Use the same volume with more than one child if they fall within the grade level range. If teaching more than one child when they need to be in different levels, you might choose the same time period even if its out of sequence. Topics DO vary from level to level in volumes covering the same time period so, for instance, students working in Levels One and Two of the Middle Ages would not be studying the same things at the same time. However, over the course of the year there will be significant overlap and students might benefit from some shared read-aloud books.

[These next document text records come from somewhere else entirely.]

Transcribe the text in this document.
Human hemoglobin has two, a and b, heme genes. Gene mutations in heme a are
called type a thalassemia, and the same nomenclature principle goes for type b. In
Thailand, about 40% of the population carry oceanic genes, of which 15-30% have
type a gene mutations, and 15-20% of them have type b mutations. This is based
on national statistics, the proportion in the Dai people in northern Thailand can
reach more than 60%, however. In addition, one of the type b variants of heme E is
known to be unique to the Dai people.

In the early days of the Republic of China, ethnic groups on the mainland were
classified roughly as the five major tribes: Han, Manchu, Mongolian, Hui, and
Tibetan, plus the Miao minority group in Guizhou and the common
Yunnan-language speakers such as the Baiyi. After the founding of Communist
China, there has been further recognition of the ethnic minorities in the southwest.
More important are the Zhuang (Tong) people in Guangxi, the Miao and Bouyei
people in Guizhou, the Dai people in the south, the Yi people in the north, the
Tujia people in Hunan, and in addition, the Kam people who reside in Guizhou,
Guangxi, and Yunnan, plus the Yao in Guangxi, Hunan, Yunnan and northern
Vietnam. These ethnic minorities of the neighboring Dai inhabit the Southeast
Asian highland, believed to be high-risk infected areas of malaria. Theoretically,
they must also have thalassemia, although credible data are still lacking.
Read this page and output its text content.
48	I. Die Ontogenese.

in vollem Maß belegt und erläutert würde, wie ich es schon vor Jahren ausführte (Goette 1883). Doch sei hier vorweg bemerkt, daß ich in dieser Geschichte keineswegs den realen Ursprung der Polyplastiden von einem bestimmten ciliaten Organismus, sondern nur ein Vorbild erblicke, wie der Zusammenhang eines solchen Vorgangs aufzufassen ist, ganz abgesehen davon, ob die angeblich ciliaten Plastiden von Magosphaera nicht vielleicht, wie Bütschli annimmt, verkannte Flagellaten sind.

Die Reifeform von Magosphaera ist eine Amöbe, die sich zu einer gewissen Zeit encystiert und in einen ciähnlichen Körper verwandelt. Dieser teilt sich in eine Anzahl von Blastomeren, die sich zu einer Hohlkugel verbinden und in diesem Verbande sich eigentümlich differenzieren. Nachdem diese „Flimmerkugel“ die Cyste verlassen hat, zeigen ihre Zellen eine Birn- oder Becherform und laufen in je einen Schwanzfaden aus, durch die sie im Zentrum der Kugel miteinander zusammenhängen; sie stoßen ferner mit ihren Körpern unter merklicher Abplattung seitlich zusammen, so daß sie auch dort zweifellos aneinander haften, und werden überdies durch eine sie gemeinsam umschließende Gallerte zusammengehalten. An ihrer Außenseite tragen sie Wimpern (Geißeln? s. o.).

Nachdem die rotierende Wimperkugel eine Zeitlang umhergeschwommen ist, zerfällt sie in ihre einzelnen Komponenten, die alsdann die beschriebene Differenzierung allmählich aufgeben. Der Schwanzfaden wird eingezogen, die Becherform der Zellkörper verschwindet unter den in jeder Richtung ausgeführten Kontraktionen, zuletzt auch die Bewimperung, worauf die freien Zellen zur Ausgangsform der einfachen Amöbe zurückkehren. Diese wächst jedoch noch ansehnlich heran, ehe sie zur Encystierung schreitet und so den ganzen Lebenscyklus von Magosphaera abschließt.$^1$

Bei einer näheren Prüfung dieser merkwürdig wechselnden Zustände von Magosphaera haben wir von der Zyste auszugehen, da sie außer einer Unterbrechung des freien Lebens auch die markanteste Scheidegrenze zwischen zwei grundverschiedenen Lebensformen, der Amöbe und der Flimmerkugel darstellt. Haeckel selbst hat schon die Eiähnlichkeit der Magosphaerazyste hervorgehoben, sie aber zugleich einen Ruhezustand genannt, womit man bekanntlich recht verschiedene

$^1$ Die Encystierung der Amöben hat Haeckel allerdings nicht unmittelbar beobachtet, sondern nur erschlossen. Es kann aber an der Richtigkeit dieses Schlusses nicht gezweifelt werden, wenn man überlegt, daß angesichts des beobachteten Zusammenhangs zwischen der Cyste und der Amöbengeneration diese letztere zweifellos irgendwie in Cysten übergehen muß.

History, geography, and writing receive primary attention in this program. Although writing instruction might be provided with another resource, students might do the bulk of their writing activities in response to assignments from History Odyssey. Since children are likely to read a large number of books for History Odyssey, they might also receive credit towards reading or literature. Typically, for Levels Two and Three volumes, students earn one credit each in history and language arts, and at least a partial credit in geography.
Level One will require more parent/teacher preparation and presentation time than the other levels. All levels will require procurement of the required books and resources in advance. Parents will need to oversee and evaluate student work for all levels, a responsibility that will take some time since the activities are open-ended rather than test that are easily graded.
History Odyssey seems to have struck a good balance combining the classical approach with complementary activities appropriate for the different age levels in such a way that parents should be able to manage reasonably as long as they are not working at three different levels simultaneously. In my opinion, this program should actually work best for families that can work within one level at a time. Families that need to span more than one level might look for one or more families with whom they might partner to make it more manageable.